# Forum > World of Warcraft > World of Warcraft Exploits >  Alliance to Horde Translation Guide

## SkinTicket

Ever wanted to hurl out insults to that pesky Horde who just stun-locked, then death-rayed you? Now you can!
The Project Azeroth wiki has a great page translating phrases in Common Language into Horde. For example, if you want to salute one of your homeys with some pimp speak, you would type out: "ss L t A A F!" ("My N**A!") Want to tell that drooling corpse how you really feel about her? "b d b ee oo d a p!" ("I love you!") will get you into her mausoleum. Insult a tauren? "ppp b d b jj!" ("Vile Yeti!")
A little creativity and this handy guide will bring you a long way to healing Azeroth's racial wounds.

----------


## Herleybob

does this work from horde to allie?

----------


## Orious

This belongs in Guides, not Exploits.

----------


## Dragonshadow

Cool...

I'll make a guide.

----------


## Truthiness

+1 mate, very nice start

----------


## Sahdrani

Isn't this against the EULA or the ToU?

Sahdrani

----------


## dracoboy7

> Ever wanted to hurl out insults to that pesky Horde who just stun-locked, then death-rayed you? Now you can!
> The Project Azeroth wiki has a great page translating phrases in Common Language into Horde. For example, if you want to salute one of your homeys with some pimp speak, you would type out: "ss L t A A F!" ("My NIGGA!") Want to tell that drooling corpse how you really feel about her? "b d b ee oo d a p!" ("I love you!") will get you into her mausoleum. Insult a tauren? "ppp b d b jj!" ("Vile Yeti!")
> A little creativity and this handy guide will bring you a long way to healing Azeroth's racial wounds.
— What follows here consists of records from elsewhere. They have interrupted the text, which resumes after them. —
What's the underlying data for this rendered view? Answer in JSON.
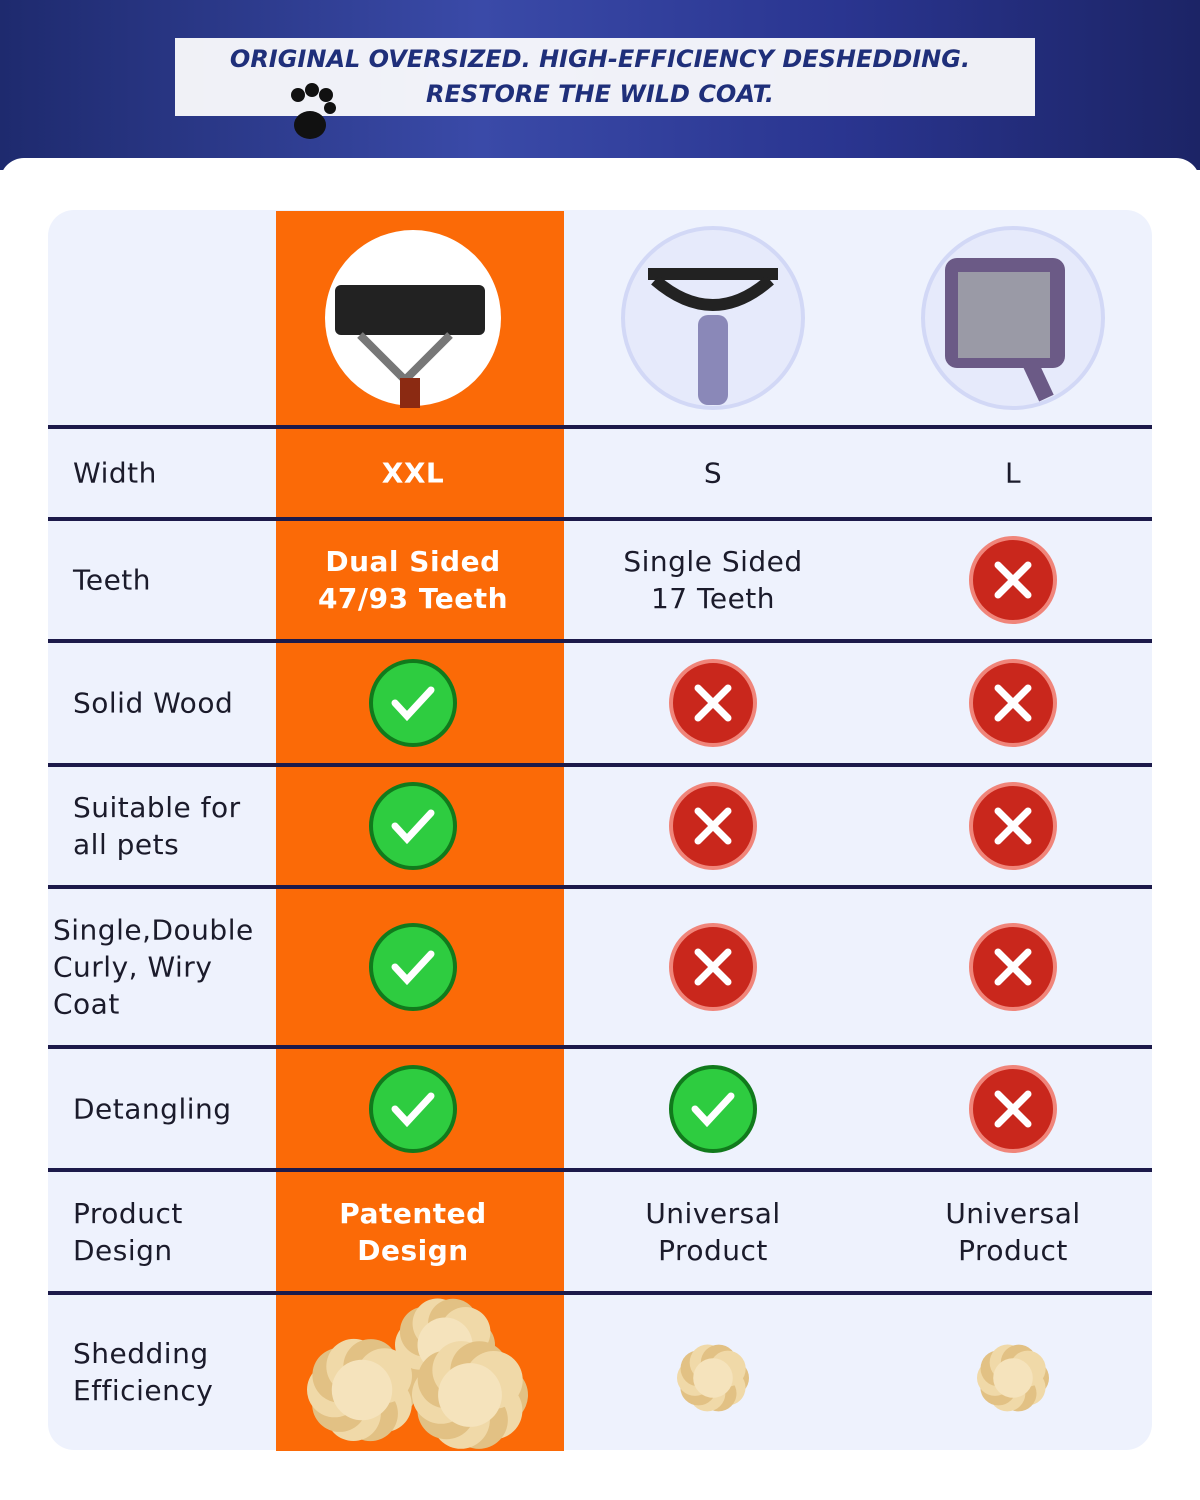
{
  "header": {
    "line1": "ORIGINAL OVERSIZED. HIGH-EFFICIENCY DESHEDDING.",
    "line2": "RESTORE THE WILD COAT."
  },
  "table": {
    "rows": [
      [
        "Width",
        "XXL",
        "S",
        "L"
      ],
      [
        "Teeth",
        "Dual Sided\n47/93 Teeth",
        "Single Sided\n17 Teeth"
      ],
      [
        "Solid Wood"
      ],
      [
        "Suitable for\nall pets"
      ],
      [
        "Single,Double\nCurly, Wiry\nCoat"
      ],
      [
        "Detangling"
      ],
      [
        "Product\nDesign",
        "Patented\nDesign",
        "Universal\nProduct",
        "Universal\nProduct"
      ],
      [
        "Shedding\nEfficiency"
      ]
    ]
  }
}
this stuff has bean posted b4
the site is Project Azeroth - A World of Warcraft Translation Wiki
and (ss L t A A F) = me nigga y u would want 2 call your self a nigga is :eek3: an less u r 1 :EEK!:  (ss = me) (d a p = you)

----------


## ironshaman

any horde to alliance?

----------


## Orious

> Isn't this against the EULA or the ToU?
> 
> Sahdrani


Yes, it is and can get you banned if people report you.

----------


## Zokmag

o.O thats bad think if hordes report me when i say kek to them? lol

----------


## asi29

but isnt it possible to say it like this:
you type /e first and then you put there something you want to say like:

/e : how are you doing? 
or
/e : allys are noobs

----------


## iLLsen

This also works for horde if you are undead. Use Gutterspeak its translated nearly the same way as common.

----------


## Sallix

> but isnt it possible to say it like this:
> you type /e first and then you put there something you want to say like:
> 
> /e : how are you doing? 
> or
> /e : allys are noobs


that will just translate to <your name> makes some strange gestures (or something)

----------


## Slacker

> but isnt it possible to say it like this:
> you type /e first and then you put there something you want to say like:
> 
> /e : how are you doing? 
> or
> /e : allys are noobs


 
No it'll just say something like "(Name) is doing some weird movements" something. Don't remember, but it wont say "(Name) allys are noobs"

----------


## Remahlól

> ("My NIGGA!")


I'd remove this part. It can and perhaps will be seen as an offense.

----------


## SkinTicket

> I'd remove this part. It can and perhaps will be seen as an offense.


Done, My appologies

----------


## karlov

This works on alliance with common- on horde if you speak gutterspeak.
Thanks for showing them about it- yay taunts!

----------


## Orious

Or, go on a private server and be a gm lol.

----------


## kannex

there is also this:

-Common to Orcish (Alliance to Horde)
h i = y o
ss ee oo p = Me lo ve u
D a p Ee bb = You Lose
b ppp = evil
zz fff = never
Fff d Ss pp = Very Mean
Ss B ppp = Me Evil
D a p aa B ppp = Youre Evil
D a p aa Ss pp = Youre Mean

----------


## Jns20

OMG!! Its a copy of WoW: Alliance to Horde Translation Guide - Kotaku
Thats means you should not give him +rep him!! omg!

----------